Not so in public education. Instead, Georgia teachers feel harassed and disrespected.

Recent studies bear this out. New teacher enrollment is down 20 percent, “Baby Boom” teachers are retiring in record numbers (we lost 7000 in the last few years), and 44 percent of new teachers leave during their first five years. Class sizes are busting at the seams (2500 positions went unfilled last year) as turnover has risen to a crippling 16 percent.

That means principals have to re-hire nearly one fifth of their staff…every single year. Such rampant turnover would crush most businesses. Even worse, morale is so poor that most Georgia teachers do not recommend the teaching profession to their own students.

This poses a huge problem as the number of children in Georgia climbs and climbs. Believe it or not, nearly 1 in 4 people in Georgia are children.

We need a lot more teachers in Georgia, not less.

Adding to the problem are pundits – on the left and the right – who make a career out of ridiculing teachers for every cultural ill. Students spend less than 10 percent of their childhood in a classroom, yet teachers are blamed for 100 percent of their bad behavior. Somehow, parents are no longer responsible for their own children: teachers are.

The truth is, the “great teachers of your childhood” are still out there. They’re doing a magnificent job teaching a harder curriculum to a more diverse population than ever before. Parents who actually have children know this: 70 percent of them grade their schools as excellent. Adults who don’t have kids rank schools at a dismal 19 percent.

The conclusion is obvious. People who actually interact with teachers are genuinely impressed. On the other hand, people who don’t have any experience with today’s teachers rely on tired clichés.

It’s one of the reasons teaching has never been harder than it is right now. The “great teachers of your childhood” didn’t have to worry about standardized testing, gangs and bad behavior, unsupportive parents, mountains of paperwork, an ever-expanding bureaucracy, or partisan fights.

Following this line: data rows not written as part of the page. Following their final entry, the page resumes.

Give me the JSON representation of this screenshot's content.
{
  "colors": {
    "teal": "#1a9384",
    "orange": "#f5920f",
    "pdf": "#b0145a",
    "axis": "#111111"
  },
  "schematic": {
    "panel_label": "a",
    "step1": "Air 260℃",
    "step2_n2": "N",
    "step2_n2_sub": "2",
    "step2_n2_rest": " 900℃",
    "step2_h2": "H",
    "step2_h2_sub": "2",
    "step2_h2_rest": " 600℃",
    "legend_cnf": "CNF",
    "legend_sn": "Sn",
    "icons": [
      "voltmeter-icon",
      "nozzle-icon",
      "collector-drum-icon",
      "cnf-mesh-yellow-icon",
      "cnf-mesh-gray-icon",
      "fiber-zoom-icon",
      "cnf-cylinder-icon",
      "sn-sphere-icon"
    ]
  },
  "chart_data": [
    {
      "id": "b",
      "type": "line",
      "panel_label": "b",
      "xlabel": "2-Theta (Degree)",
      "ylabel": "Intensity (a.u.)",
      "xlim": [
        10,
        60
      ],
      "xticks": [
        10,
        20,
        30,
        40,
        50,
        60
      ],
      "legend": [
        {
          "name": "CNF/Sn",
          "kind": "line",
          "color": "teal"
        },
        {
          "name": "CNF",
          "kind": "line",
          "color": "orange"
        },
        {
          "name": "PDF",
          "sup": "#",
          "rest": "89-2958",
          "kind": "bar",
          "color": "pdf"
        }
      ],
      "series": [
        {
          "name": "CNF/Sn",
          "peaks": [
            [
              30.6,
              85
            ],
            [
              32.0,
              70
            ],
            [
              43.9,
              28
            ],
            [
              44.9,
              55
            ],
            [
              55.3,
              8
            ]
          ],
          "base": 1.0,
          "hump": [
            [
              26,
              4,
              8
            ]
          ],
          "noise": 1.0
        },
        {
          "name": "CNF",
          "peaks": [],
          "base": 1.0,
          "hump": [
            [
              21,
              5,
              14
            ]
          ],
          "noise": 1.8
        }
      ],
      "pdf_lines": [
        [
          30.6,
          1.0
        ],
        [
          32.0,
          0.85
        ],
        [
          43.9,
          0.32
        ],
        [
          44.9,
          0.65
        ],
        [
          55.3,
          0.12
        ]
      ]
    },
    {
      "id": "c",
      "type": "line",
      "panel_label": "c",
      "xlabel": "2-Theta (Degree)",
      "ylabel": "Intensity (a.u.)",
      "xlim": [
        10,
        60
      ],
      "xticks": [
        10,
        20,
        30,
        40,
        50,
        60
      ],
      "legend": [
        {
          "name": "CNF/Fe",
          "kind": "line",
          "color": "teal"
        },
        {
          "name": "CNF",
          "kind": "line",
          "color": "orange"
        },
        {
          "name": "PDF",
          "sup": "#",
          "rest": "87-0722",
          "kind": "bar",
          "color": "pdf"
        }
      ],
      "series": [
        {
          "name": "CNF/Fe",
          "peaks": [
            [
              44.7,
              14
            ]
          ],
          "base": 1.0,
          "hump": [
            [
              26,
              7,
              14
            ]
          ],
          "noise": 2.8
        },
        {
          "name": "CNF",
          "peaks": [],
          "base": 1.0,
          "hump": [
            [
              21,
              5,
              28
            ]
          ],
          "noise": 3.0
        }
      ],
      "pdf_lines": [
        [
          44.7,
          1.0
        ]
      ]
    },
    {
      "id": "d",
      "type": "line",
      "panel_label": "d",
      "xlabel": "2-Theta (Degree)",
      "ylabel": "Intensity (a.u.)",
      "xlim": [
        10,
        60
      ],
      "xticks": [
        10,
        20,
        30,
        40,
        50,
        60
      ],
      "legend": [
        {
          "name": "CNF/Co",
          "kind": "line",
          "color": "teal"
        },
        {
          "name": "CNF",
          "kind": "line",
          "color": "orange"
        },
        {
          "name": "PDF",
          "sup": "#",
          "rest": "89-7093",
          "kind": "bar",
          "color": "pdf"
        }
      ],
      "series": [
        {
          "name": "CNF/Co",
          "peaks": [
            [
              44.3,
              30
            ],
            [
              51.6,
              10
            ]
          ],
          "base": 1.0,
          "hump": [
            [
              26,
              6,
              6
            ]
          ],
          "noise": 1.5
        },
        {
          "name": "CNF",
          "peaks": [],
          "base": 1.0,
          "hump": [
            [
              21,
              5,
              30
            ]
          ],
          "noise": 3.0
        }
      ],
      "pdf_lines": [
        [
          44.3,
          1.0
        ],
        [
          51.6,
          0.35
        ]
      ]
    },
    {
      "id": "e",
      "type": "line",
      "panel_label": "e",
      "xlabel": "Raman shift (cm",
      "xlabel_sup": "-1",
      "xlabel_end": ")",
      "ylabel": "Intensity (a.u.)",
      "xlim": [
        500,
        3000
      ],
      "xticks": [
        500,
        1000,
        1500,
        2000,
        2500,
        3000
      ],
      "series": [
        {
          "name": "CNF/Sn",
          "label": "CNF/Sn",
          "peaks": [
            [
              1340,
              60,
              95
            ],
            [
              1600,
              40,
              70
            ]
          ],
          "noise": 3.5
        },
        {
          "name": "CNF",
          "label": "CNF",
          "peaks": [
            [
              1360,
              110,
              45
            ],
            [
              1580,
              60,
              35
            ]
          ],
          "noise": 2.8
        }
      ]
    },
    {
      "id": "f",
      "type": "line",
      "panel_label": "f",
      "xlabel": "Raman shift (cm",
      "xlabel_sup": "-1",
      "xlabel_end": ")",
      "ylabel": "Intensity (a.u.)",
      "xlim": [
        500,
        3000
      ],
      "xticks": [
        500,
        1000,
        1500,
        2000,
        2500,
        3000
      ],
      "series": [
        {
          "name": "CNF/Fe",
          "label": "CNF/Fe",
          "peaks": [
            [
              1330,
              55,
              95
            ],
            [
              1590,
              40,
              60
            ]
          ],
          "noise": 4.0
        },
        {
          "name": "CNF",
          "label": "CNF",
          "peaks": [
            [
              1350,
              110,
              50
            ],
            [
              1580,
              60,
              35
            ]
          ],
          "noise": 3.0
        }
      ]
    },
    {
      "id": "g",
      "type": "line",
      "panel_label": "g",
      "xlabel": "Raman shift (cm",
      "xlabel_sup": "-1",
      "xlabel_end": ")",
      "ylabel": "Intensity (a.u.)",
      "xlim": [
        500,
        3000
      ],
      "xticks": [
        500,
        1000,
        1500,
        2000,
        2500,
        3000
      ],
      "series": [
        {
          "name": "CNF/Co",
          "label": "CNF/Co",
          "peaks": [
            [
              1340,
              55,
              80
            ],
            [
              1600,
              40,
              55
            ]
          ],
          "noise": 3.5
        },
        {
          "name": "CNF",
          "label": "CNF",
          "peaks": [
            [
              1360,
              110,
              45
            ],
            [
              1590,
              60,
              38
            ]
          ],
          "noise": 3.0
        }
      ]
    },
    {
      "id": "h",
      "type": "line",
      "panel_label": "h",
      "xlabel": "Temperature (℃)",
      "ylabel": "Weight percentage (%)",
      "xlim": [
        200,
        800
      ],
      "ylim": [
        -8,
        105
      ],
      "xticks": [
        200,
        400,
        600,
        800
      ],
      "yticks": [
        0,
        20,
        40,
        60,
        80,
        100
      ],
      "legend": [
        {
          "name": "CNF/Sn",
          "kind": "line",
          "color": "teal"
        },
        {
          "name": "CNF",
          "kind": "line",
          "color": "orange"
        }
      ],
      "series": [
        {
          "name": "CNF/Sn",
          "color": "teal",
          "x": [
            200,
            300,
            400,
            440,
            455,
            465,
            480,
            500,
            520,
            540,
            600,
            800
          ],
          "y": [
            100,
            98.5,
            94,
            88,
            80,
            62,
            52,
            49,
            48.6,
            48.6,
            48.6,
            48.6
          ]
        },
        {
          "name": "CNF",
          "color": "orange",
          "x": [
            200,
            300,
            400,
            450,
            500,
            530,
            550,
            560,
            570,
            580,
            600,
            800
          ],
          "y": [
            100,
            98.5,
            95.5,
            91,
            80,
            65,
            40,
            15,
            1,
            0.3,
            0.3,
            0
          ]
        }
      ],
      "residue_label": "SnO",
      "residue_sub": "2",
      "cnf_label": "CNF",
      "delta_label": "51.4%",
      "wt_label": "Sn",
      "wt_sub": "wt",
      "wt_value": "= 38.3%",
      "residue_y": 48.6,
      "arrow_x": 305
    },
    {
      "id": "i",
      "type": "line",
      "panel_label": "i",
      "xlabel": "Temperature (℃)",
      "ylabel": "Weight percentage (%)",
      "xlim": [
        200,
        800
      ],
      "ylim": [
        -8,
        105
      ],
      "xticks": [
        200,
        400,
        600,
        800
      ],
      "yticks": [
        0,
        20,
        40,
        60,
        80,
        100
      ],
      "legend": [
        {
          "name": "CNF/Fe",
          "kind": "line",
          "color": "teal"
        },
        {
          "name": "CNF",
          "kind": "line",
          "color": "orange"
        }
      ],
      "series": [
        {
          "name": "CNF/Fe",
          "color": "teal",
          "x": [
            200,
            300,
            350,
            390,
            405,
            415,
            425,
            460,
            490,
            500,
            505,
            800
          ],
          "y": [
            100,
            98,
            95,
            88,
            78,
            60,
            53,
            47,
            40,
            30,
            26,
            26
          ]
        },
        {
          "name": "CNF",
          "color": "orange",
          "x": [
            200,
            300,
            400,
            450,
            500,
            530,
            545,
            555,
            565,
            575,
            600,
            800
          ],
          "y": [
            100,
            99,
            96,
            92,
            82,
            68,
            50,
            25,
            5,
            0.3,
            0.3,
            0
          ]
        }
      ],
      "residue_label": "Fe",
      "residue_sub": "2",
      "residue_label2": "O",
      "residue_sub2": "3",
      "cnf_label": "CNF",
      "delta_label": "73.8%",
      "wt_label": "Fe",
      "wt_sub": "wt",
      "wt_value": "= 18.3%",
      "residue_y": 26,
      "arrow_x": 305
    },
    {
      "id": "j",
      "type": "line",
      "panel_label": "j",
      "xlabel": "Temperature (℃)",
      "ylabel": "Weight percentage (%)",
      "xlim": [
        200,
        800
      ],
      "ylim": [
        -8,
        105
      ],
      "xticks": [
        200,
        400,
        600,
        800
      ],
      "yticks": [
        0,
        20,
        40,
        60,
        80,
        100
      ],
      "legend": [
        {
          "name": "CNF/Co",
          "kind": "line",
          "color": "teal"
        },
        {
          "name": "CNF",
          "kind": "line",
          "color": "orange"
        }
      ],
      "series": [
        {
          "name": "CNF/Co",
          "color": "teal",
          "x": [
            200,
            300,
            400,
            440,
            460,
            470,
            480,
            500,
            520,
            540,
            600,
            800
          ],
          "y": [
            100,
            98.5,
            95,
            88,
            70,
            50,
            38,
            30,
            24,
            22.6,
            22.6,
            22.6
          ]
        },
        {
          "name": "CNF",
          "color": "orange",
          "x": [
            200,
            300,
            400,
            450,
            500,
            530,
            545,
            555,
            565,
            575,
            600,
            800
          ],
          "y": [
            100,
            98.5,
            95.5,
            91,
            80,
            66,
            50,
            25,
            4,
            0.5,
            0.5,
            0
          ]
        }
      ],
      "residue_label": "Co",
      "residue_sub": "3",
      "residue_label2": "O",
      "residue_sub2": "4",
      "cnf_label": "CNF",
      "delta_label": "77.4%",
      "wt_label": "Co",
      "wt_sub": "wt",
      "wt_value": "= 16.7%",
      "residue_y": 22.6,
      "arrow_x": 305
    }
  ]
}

Yet despite these challenges, today’s Georgia teacher is putting out a quantifiably better product than ever before.

My daughter is a teacher. I can’t tell you how proud I am of her. I hear the enthusiasm in her voice when she talks about a child she’s reached. I see the determination in her eyes when she talks about a child she knows she can inspire. We need to empower passionate teachers; give them control of their classroom and watch them go.

Education has improved during Gov. Nathan Deal’s tenure more than in any other time in our state’s history. While education should always be a non-partisan issue, business-minded Republicans (in particular) should be cheering the best-ever, historic and measurable victories of our Georgia teachers.

You can either invest in teachers…or prison guards. I believe teachers are a better bet.